Earlier this year, Broome-based Liberal Member for Mining and Pastoral Neil Thomson described the situation as “a slow-motion genocide of a generation of children and young people”.

This week Mr Green asked what had become of those recommendations and others made by a different coronial report.

“What commitment is there by government to inform the service deliveries of these recommendations?” he said.

“Are we the forgotten people?
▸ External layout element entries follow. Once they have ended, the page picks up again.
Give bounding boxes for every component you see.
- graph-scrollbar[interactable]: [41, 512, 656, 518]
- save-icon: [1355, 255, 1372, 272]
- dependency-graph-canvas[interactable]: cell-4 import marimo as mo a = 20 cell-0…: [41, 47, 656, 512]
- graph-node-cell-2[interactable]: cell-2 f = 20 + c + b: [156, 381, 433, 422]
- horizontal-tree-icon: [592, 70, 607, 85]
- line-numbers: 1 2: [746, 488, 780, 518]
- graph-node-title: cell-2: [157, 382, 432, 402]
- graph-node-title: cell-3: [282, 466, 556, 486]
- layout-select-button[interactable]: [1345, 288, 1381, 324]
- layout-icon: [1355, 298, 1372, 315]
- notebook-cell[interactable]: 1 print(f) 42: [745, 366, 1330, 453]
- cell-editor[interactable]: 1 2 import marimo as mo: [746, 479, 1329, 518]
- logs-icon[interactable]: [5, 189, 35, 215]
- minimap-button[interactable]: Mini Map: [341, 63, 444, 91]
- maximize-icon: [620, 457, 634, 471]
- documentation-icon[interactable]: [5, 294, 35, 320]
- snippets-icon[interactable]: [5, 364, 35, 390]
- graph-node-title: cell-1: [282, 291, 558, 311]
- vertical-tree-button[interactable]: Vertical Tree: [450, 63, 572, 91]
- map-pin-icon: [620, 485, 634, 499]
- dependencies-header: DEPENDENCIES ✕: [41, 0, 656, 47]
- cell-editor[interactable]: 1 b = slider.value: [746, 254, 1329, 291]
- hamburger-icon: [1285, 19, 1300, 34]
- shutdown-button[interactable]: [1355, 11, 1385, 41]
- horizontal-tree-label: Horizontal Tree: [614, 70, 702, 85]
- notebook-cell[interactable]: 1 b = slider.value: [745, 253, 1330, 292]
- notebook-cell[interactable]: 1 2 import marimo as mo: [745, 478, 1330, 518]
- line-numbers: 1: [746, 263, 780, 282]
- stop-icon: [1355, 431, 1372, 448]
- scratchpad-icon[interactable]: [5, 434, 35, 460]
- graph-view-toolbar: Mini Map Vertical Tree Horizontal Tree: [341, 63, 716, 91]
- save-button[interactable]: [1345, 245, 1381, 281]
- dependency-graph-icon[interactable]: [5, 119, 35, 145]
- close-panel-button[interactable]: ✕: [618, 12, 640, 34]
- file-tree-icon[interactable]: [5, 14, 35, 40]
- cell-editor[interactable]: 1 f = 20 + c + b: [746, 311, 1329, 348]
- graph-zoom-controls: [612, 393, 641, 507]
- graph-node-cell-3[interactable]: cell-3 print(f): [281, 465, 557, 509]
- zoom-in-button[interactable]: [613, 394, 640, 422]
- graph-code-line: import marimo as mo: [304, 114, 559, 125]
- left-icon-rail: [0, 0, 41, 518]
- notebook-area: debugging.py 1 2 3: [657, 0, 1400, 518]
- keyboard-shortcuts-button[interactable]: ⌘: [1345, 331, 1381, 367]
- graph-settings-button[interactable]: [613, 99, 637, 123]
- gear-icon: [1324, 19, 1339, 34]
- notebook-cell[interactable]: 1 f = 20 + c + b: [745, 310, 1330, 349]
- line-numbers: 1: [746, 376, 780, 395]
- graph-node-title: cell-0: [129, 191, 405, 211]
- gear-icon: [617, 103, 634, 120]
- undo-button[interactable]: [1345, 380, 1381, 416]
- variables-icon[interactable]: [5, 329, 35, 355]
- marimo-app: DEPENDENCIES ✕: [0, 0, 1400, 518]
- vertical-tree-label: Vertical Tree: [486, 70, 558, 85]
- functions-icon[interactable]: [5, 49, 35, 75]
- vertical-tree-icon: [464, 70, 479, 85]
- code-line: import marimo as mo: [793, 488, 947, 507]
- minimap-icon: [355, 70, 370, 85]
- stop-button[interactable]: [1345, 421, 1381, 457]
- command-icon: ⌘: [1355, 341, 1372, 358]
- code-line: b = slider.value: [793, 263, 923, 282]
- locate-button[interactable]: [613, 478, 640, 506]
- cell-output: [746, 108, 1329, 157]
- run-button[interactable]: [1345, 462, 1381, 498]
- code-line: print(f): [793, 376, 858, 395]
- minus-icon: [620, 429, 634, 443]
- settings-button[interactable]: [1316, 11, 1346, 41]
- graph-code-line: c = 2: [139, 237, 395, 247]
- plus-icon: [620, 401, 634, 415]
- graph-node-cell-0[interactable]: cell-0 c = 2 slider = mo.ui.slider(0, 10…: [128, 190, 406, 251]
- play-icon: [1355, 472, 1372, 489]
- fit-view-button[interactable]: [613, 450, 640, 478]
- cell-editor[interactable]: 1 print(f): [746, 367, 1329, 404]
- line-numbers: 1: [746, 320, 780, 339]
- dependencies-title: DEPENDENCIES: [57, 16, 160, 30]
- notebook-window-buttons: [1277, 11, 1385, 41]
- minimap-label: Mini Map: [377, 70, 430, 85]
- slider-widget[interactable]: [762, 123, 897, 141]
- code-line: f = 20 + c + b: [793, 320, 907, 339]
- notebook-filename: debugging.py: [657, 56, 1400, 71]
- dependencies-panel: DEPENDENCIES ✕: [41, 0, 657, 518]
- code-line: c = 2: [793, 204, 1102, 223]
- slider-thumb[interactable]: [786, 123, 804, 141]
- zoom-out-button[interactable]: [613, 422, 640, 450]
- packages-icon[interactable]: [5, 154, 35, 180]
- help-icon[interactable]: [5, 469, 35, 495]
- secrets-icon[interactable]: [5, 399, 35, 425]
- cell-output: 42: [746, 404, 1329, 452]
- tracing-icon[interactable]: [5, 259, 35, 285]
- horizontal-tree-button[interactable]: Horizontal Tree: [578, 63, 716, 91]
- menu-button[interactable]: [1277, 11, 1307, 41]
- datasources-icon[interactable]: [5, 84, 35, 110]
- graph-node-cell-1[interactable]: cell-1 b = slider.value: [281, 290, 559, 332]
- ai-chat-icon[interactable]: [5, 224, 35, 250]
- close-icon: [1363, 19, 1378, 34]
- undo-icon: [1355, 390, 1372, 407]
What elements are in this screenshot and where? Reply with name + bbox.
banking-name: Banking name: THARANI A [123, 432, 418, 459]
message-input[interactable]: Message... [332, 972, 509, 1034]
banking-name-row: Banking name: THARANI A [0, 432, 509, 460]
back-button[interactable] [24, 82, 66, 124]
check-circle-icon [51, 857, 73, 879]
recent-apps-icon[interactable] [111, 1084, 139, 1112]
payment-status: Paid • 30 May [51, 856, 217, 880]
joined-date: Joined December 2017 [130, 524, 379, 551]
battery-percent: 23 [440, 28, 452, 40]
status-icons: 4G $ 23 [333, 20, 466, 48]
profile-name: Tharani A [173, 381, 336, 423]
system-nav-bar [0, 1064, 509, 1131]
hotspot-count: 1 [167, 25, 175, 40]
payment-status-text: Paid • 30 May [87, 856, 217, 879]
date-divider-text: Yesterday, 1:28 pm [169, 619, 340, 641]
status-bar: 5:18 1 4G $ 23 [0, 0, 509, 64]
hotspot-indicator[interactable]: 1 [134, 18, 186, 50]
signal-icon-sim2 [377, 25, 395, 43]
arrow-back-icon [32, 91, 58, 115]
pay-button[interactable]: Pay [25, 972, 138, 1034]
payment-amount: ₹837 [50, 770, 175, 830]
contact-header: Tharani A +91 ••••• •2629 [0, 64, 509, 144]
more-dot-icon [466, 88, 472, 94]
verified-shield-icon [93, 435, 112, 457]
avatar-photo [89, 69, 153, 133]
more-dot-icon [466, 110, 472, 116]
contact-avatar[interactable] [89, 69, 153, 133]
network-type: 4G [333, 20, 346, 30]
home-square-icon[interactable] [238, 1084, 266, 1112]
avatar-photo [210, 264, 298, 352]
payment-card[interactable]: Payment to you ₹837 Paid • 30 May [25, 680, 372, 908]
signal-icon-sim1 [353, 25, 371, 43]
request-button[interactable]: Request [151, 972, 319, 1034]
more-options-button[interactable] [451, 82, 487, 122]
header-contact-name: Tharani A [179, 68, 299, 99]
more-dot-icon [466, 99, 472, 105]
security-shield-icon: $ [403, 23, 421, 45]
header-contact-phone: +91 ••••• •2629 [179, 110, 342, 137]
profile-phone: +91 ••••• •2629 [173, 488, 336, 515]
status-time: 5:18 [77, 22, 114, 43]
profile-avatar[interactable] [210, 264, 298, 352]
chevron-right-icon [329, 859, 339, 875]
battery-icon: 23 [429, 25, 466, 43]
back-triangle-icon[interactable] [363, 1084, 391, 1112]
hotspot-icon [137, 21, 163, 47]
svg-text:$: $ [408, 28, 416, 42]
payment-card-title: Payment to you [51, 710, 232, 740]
Are we doing to continue to be the forgotten people?

“There were not a small amount of recommendations; how many have been implemented?”

He suggested that the federal government needed to examine what it could do to address the problem.

WA Mental Health Commission’s operations acting deputy commissioner Ann Marie Cunniffe said Fitzroy Crossing Hospital provided 24/7 access to mental health support through drug and alcohol teams, psychiatrists and telehealth services.

“Nurses and doctors at Fitzroy Crossing Hospital also work with Aboriginal liaison officers to provide cultural support and ensure care is culturally appropriate,” she said.

Ms Cunniffe said patients who presented to the emergency department in mental health distress were assessed by mental health professionals who assisted access to follow-up care where required.

“In certain circumstances, they may also be hospitalised,” she said.

“In the event a patient repeatedly represents, their tailored management plan will be revisited in consultation with the patient and their support person to minimise the risk of harm.”

Ms Cunniffe said the Kimberley Aboriginal Youth Wellbeing Steering Committee has been established to support Aboriginal community-led solutions to improve Aboriginal youth wellbeing.

The Committee facilitates implementation of the 86 recommendations identified in the State Coroner’s 2019 Inquest, among other measures.

Some $9.8 million has been earmarked by the WA Government to develop culturally appropriate prevention plans in the regions.

Ms Cunniffe said Aboriginal-led solutions and cultural understanding and respect were guiding principles of the approach.

“The Commission funds regional Community Liaison Officers across the State, including the Kimberley,” she said.

“These positions are employed by Aboriginal Community Controlled Organisations as they have the strongest understanding of their region, knowledge of appropriate cultural considerations and local issues.”

About $30m is also being spent on public mental health facilities and staff in the Kimberley.